Once I faced up to the fact that vertigo was kicking my butt and I was neither smart nor steady enough to do anything useful, I made the most of it and spent some long June afternoons indulging in the prime luxury of summer: Reading true ghost stories on the balcony, with a cold drink.
Once upon a time a bag of chips would have been included in that luxury, and I would have had the option of caffeine in the drink; but the hot sun and the cold drink and the true stories of weirdness are good enough. Plus, of course, cats, one in the lap and one following the shade across the porch.
I have always craved the weird and been more or less afraid of the dark. If I confine my reading of ghost stories and so on to the sunny hours, I spend fewer of the dark ones lying awake dreading the presences I cannot see. I derive considerable pleasure from bungee jumping (mentally) through a universe vast enough that my finite human mind is under no obligation to understand all of it, contemplating mysterious appearances and disappearances, apparitions, poltergeists, sourceless voices, animals displaced in time or space, all the apparently impossible experiences of ordinary people. I hate being scared.
Most literary supernatural tales focus too much on instilling fear and use too many of the old gothic trappings to satisfy me. It always seemed to me grossly unfair that the really pretty houses, with the towers and bay windows and gingerbread and so on (I love a frilly building) in fiction were so often unliveable due to ghosts; and also that, unlike in real life, the residents of ordinary ranch houses never had anything interesting happen to them. This was a large part of the motivation behind The Ghost Sitter - to put a fictional ghost into a house that the individuals making up my audience were likely to live in.
In fact, I wanted to write a ghost story that took the assumptions of modern ghost theory and put them to good use; one that read like fiction, but satisfied the same itch as true ones. Closure, but not too many answers.
True weird stories seldom have neat resolutions, but they often open up vistas of possibility. And they are just as likely to happen in full summer sunlight as in the wet, cold, windy, dreary wuthering heights of tradition. When those mainstay authors of my childhood, Susy Smith and Hans Holzer, tracked down ghosts, they were as likely to manifest on sunny porches, in busy warehouses, in new houses with Florida rooms as in atmospheric theaters or spooky old houses.
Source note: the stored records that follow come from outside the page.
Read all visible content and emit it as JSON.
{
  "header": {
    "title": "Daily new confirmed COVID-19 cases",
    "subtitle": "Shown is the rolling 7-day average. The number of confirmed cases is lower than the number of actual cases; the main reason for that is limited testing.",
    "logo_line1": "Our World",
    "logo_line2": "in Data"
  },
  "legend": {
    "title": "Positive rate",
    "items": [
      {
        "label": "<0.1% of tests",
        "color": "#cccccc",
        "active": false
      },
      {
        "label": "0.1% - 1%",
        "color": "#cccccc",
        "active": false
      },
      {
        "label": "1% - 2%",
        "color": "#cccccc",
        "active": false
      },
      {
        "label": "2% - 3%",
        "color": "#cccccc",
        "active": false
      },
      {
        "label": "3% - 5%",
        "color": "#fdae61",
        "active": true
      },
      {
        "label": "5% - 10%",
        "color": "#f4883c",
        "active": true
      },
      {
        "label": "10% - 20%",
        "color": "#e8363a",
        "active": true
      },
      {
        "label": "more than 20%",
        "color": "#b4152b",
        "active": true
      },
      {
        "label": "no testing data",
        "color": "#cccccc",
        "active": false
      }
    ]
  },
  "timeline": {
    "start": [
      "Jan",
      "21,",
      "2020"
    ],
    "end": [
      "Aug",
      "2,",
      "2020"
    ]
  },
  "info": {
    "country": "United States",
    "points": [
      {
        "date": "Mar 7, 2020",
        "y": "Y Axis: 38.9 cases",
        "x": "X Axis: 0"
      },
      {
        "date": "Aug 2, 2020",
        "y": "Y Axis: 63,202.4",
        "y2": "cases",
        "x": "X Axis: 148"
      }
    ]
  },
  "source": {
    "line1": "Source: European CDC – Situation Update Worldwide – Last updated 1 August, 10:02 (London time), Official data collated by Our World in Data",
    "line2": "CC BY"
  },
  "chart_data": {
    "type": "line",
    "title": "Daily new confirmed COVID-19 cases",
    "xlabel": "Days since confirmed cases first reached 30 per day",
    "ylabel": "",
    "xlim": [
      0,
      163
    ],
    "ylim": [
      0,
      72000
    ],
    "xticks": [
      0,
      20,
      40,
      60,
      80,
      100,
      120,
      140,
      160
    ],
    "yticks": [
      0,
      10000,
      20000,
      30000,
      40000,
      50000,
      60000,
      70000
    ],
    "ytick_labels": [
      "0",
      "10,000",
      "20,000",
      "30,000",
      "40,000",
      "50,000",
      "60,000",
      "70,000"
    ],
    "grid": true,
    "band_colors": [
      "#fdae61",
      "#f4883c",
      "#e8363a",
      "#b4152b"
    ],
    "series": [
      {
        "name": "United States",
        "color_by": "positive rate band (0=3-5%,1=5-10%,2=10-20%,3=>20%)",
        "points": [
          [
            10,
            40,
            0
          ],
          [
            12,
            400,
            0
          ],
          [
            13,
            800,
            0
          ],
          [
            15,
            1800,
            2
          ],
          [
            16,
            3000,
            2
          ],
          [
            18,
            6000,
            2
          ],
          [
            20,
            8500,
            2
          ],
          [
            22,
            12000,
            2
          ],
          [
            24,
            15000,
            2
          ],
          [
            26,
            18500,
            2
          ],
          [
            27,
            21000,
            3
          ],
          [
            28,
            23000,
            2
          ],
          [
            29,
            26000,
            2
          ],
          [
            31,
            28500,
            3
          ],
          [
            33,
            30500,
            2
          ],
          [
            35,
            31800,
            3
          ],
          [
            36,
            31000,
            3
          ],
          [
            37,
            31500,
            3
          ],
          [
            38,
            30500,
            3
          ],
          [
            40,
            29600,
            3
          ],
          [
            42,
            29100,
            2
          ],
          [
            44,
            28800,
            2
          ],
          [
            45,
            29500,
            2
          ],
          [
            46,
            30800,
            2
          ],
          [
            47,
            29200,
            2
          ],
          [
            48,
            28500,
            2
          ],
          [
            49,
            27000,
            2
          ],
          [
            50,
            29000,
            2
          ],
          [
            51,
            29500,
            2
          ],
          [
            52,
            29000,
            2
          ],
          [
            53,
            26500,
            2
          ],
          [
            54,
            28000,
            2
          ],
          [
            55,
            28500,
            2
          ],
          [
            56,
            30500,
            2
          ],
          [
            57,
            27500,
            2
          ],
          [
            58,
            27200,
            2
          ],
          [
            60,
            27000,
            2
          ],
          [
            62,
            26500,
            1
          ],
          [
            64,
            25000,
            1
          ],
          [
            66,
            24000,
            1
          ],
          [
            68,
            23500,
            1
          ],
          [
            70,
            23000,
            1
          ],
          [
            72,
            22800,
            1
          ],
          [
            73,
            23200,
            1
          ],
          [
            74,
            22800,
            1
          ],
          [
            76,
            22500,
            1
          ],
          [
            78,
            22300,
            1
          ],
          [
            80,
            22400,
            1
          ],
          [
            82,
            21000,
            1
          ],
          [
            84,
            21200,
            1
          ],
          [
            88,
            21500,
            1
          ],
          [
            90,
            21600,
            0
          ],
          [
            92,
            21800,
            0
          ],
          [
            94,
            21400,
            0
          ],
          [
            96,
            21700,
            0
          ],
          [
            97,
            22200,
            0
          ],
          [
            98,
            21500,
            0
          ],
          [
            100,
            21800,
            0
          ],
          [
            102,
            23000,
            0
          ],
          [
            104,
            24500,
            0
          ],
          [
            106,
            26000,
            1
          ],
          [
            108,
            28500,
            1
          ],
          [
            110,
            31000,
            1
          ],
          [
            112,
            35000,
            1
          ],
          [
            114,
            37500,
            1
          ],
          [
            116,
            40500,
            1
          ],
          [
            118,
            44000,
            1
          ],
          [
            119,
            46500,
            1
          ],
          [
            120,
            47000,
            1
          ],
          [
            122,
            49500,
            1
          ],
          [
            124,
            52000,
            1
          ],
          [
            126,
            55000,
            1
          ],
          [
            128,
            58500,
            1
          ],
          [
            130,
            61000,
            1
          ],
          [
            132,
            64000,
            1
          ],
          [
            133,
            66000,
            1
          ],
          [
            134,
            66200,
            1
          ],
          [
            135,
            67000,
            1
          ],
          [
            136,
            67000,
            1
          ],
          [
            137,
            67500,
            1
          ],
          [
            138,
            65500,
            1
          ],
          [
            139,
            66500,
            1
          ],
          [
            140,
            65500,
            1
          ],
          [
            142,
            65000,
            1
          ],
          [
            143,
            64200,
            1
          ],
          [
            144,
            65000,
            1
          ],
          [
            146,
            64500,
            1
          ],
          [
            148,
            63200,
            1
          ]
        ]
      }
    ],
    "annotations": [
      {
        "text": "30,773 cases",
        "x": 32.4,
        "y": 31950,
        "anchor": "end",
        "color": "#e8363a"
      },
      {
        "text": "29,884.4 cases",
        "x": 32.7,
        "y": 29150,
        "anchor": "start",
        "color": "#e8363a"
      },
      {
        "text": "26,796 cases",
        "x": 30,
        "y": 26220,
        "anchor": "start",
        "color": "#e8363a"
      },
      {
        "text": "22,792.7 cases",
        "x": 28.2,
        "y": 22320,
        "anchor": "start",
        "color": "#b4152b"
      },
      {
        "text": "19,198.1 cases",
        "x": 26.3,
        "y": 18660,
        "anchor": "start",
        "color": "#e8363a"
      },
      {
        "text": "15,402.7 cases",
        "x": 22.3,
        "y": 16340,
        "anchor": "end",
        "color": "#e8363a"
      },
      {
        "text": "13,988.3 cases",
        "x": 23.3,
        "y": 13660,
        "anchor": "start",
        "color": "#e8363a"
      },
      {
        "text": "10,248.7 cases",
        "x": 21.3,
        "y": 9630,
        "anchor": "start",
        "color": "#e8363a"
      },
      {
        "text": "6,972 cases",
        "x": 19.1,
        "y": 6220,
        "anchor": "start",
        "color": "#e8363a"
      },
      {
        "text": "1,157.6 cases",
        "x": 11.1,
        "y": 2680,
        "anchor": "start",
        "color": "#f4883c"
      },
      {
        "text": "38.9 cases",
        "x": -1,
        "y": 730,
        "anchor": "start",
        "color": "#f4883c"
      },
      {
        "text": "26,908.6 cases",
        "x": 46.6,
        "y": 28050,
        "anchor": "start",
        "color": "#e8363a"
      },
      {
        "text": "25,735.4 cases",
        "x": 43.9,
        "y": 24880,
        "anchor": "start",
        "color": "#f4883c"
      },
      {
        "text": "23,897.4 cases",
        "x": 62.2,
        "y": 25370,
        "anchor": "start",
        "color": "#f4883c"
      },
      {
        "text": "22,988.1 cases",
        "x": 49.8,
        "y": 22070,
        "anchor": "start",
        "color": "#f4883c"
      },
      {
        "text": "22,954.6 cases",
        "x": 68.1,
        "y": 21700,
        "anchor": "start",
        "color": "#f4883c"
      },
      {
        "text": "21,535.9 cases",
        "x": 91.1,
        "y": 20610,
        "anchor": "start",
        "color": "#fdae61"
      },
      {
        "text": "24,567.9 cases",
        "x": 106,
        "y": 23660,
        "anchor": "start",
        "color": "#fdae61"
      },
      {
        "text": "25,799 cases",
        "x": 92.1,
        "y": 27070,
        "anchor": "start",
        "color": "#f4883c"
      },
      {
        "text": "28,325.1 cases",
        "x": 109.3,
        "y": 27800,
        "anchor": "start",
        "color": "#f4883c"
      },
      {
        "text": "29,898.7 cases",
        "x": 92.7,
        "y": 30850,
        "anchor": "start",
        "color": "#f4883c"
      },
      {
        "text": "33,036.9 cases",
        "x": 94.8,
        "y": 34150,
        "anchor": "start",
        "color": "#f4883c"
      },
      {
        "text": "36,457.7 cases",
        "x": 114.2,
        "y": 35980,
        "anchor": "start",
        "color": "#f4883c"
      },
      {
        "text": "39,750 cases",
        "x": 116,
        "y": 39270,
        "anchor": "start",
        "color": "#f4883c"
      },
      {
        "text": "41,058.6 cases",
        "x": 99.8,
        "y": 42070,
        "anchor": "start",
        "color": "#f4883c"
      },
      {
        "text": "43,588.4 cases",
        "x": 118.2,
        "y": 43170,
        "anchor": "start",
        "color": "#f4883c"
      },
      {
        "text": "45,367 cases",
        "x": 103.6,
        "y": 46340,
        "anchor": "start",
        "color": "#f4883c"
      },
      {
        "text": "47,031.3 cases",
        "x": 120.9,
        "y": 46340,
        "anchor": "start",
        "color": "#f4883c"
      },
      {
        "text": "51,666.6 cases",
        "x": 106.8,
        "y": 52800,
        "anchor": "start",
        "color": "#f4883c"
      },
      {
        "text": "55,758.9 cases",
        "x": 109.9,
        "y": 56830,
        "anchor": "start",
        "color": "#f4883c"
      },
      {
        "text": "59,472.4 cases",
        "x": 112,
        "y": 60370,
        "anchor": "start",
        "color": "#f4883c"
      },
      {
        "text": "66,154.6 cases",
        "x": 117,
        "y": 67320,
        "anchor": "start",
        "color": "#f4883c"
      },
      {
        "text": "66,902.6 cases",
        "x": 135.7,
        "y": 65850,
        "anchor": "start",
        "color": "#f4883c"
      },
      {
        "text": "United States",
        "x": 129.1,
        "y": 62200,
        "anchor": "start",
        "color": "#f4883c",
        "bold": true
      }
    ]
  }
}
Fairies dance and girls perform divinations on Midsummer Night. Brownies did housework. Poltergeists throw stones and break dishes in broad daylight. People see water monsters and Bigfoot on their summer vacations. The most long-lasting, bizarre, and witnessed haunting in American history, the Bell Witch, took place in the sunny hills of Tennessee. And I eat it all up with a spoon.
Even when we approach the literary tradition, the cold misty Halloweeny setting isn't as prevalent as the stereotypes would have us think. Every ghost story J. Frank Dobie ever told is saturated with the dry, hot air of Texas and northern Mexico. One of the spookiest, most atmospheric fictions ever penned is called "August Heat." (It is also a model of concision. Poe would weep to find himself surpassed like this.) "The Willows", by Algernon Blackwood, and "They," by Rudyard Kipling, are both summer stories, and though Sir Arthur Quiller-Couch's much-anthologized "A Pair of Hands" is told in front of a fireplace, it happens amid the blossoms of banksia, clematis, and honeysuckle.
But nothing scratches that particular summer-time, porch-reading, cat-basking, salt-craving, cold-drinking itch like a good compilation of unexplained happenings in real life. Charles Fort, Rupert Gould, Martin Gardner, Frank Edwards, John Keel, I don't care who wrote it or what his take is on it. If it's about ghosts, fairies, monsters, poltergeists, or just the flat-out bizarre, and it's about real events, I'm there. It is thanks to this indiscriminate reading habit that I have any critical sense at all, for these people seldom agreed with each other, are not always reliable, and do not always tell you when they're joking or have a vested interest. (For the perfect Fortean read, I give you The Mothman Prophecies , by John Keel. Not the movie, though.) The same data can be interpreted as proof of any number of things depending on your starting premises. Believers in a phenomenon might be too quick to accept a hoax, but a skeptic of the same phenomenon can tie the evidence into knots in order to find one.
And where do I stand? Why, I believe - in ghosts and fairies and poltergeists and any number of things; but I don't know what any of them are. I don't care, either. All I want is the story.
If someone tells me he's seen the apparition of a girl in a full skirt and a sunbonnet on the patio at the Old Alsatian, it is not for me to argue with him, though I don't believe any girl is buried there. (That slab was in all probability removed from the cookhouse, built in 1856, when Mr. Belcher repaired the back wall and dumped stones and stucco along the fence line.) It might be one of the Karle girls, or one of their friends, returning to a happy place; it might be something masquerading as one; it might be something the human eye can't interpret that the brain turned into a pioneer girl in order to interpret it into something.
I don't mind not knowing. I like it. As long as it's honest not-knowing, not laziness and failing to do the research. Not knowing is where curiosity, research, and storymaking start.
Speaking of laziness - I need a new cold drink.